The lead applicant applied, under s 44, to extend the limitation period. Two questions arose. First, when a plaintiff commences a group proceeding as a representative of all of the group members, has each of the group members “commenced a proceeding” on the same day, for the purposes of s 44 of the Limitation Act? PTTEP contended that the lead applicant could only extend the limitation period applicable to his own individual claim; and further that the group members were not taken to have commenced a proceeding on their own individual claims, with the result that each group member would need to commence a separate proceeding for their individual claim and apply in those other proceedings to extend the limitation period for their individual claim.

Griffiths J considered that procedural issue as a separate question. Having regard to the beneficial purpose, both of s 44 of the Limitation Act and of Part IVA of the Federal Court of Australia Act 1976 (Cth), he concluded that each of the group members was properly understood to have “commenced a proceeding” upon the lead applicant’s commencement of the representative proceeding. However, if the proceeding runs to the stage of considering each of the group member’s individual claims, then each group member will need to prove that they did not ascertain the material facts until a date within 12 months before the proceeding was commenced: Sanda v PTTEP Australasia (Ashmore Cartier) Pty Ltd [2017] FCA 14.

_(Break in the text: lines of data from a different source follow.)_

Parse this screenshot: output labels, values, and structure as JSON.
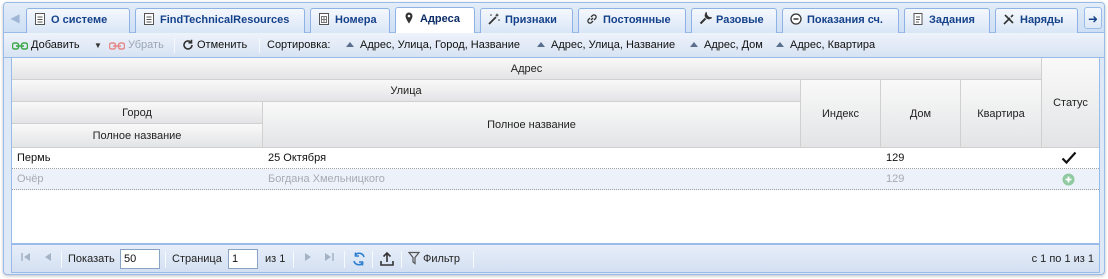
{
  "tabs": [
    {
      "label": "О системе",
      "icon": "document-icon"
    },
    {
      "label": "FindTechnicalResources",
      "icon": "document-icon"
    },
    {
      "label": "Номера",
      "icon": "grid-document-icon"
    },
    {
      "label": "Адреса",
      "icon": "map-pin-icon",
      "active": true
    },
    {
      "label": "Признаки",
      "icon": "magic-wand-icon"
    },
    {
      "label": "Постоянные",
      "icon": "link-icon"
    },
    {
      "label": "Разовые",
      "icon": "wrench-icon"
    },
    {
      "label": "Показания сч.",
      "icon": "meter-icon"
    },
    {
      "label": "Задания",
      "icon": "task-list-icon"
    },
    {
      "label": "Наряды",
      "icon": "tools-icon"
    }
  ],
  "toolbar": {
    "add_label": "Добавить",
    "remove_label": "Убрать",
    "cancel_label": "Отменить",
    "sort_label": "Сортировка:",
    "sort_options": [
      "Адрес, Улица, Город, Название",
      "Адрес, Улица, Название",
      "Адрес, Дом",
      "Адрес, Квартира"
    ]
  },
  "grid": {
    "headers": {
      "address": "Адрес",
      "street": "Улица",
      "city": "Город",
      "city_full_name": "Полное название",
      "street_full_name": "Полное название",
      "index": "Индекс",
      "house": "Дом",
      "apartment": "Квартира",
      "status": "Статус"
    },
    "rows": [
      {
        "city": "Пермь",
        "street": "25 Октября",
        "index": "",
        "house": "129",
        "apartment": "",
        "status_icon": "checkmark-icon"
      },
      {
        "city": "Очёр",
        "street": "Богдана Хмельницкого",
        "index": "",
        "house": "129",
        "apartment": "",
        "status_icon": "add-circle-icon"
      }
    ]
  },
  "paging": {
    "show_label": "Показать",
    "page_size": "50",
    "page_label": "Страница",
    "page_value": "1",
    "of_label": "из 1",
    "filter_label": "Фильтр",
    "summary": "с 1 по 1 из 1"
  },
  "colors": {
    "accent": "#15428b",
    "border": "#99bbe8",
    "add_green": "#3ea84a",
    "status_add": "#8fcaa0"
  }
}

In order to determine whether the lead applicant’s individual claim was time-barred, the second question was whether the lead applicant “ascertained the facts material to his case” prior to 3 August 2015. That question was subsequently heard by Yates J. The lead applicant had been aware since 2010 that an oil spill from Australia had destroyed the seaweed, and had heard, on several occasions prior to 2015, that the oil was from “Montara”, but he did not know what Montara was. The lead applicant met with visiting Australian lawyers in October 2014 and October 2015, but it was not until the second meeting in October 2015 that he first learned that Montara was an oil well in Australian waters and owned by PTTEP.

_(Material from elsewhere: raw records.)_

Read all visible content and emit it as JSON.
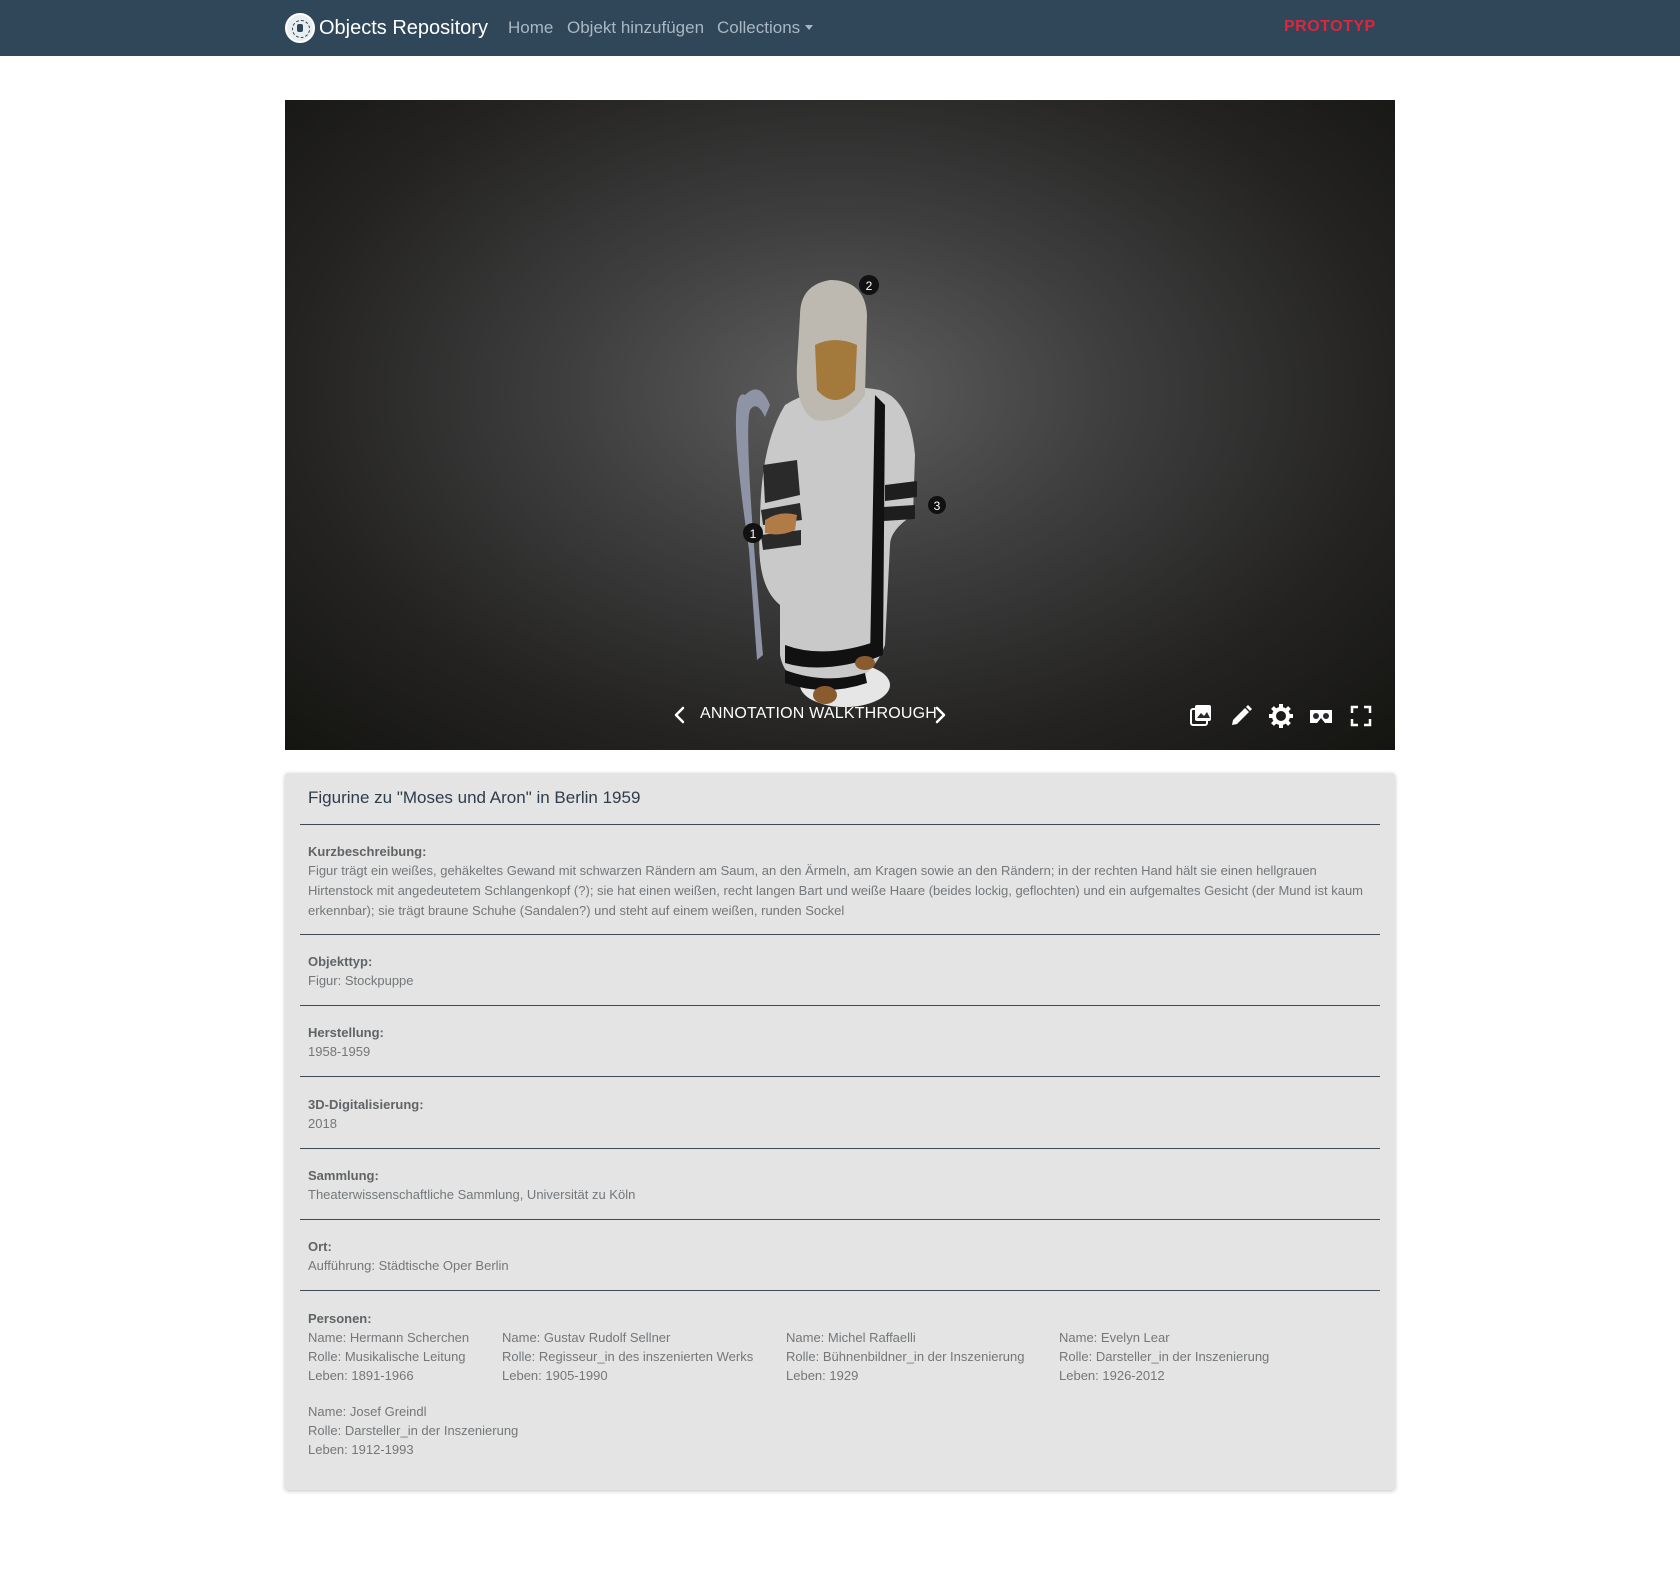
{
  "navbar": {
    "brand": "Objects Repository",
    "links": [
      "Home",
      "Objekt hinzufügen",
      "Collections"
    ],
    "badge": "PROTOTYP"
  },
  "viewer": {
    "walkthrough_label": "ANNOTATION WALKTHROUGH",
    "hotspots": [
      "1",
      "2",
      "3"
    ],
    "tools": [
      "gallery-icon",
      "pencil-icon",
      "gear-icon",
      "vr-goggles-icon",
      "fullscreen-icon"
    ]
  },
  "detail": {
    "title": "Figurine zu \"Moses und Aron\" in Berlin 1959",
    "fields": [
      {
        "label": "Kurzbeschreibung:",
        "value": "Figur trägt ein weißes, gehäkeltes Gewand mit schwarzen Rändern am Saum, an den Ärmeln, am Kragen sowie an den Rändern; in der rechten Hand hält sie einen hellgrauen Hirtenstock mit angedeutetem Schlangenkopf (?); sie hat einen weißen, recht langen Bart und weiße Haare (beides lockig, geflochten) und ein aufgemaltes Gesicht (der Mund ist kaum erkennbar); sie trägt braune Schuhe (Sandalen?) und steht auf einem weißen, runden Sockel"
      },
      {
        "label": "Objekttyp:",
        "value": "Figur: Stockpuppe"
      },
      {
        "label": "Herstellung:",
        "value": "1958-1959"
      },
      {
        "label": "3D-Digitalisierung:",
        "value": "2018"
      },
      {
        "label": "Sammlung:",
        "value": "Theaterwissenschaftliche Sammlung, Universität zu Köln"
      },
      {
        "label": "Ort:",
        "value": "Aufführung: Städtische Oper Berlin"
      }
    ],
    "persons_label": "Personen:",
    "persons": [
      {
        "name": "Name: Hermann Scherchen",
        "role": "Rolle: Musikalische Leitung",
        "life": "Leben: 1891-1966"
      },
      {
        "name": "Name: Gustav Rudolf Sellner",
        "role": "Rolle: Regisseur_in des inszenierten Werks",
        "life": "Leben: 1905-1990"
      },
      {
        "name": "Name: Michel Raffaelli",
        "role": "Rolle: Bühnenbildner_in der Inszenierung",
        "life": "Leben: 1929"
      },
      {
        "name": "Name: Evelyn Lear",
        "role": "Rolle: Darsteller_in der Inszenierung",
        "life": "Leben: 1926-2012"
      },
      {
        "name": "Name: Josef Greindl",
        "role": "Rolle: Darsteller_in der Inszenierung",
        "life": "Leben: 1912-1993"
      }
    ]
  },
  "colors": {
    "navbar_bg": "#2f4759",
    "badge": "#e0243c",
    "card_bg": "#e4e4e4"
  }
}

Taking account of the lead applicant’s limited education and limited access to news media, Yates J was satisfied that he did not know the material facts prior to his October 2015 meeting with the Australian lawyers. Further, Yates J held that the passage of time was not so great that PTTEP would be deprived of a right to a fair trial, and that it would therefore be just in all the circumstances to grant the extension of time in respect of the lead applicant’s individual claim: Sanda v PTTEP Australasia (Ashmore Cartier) Pty Ltd (No 3) [2017] FCA 1272.

The beneficial approach taken by the court to those threshold time limitation questions broadly accords with the underlying policy of the class action regime. In due course, it may see civil redress under Australian law for breach of Australian offshore petroleum laws wash up on Indonesian shores.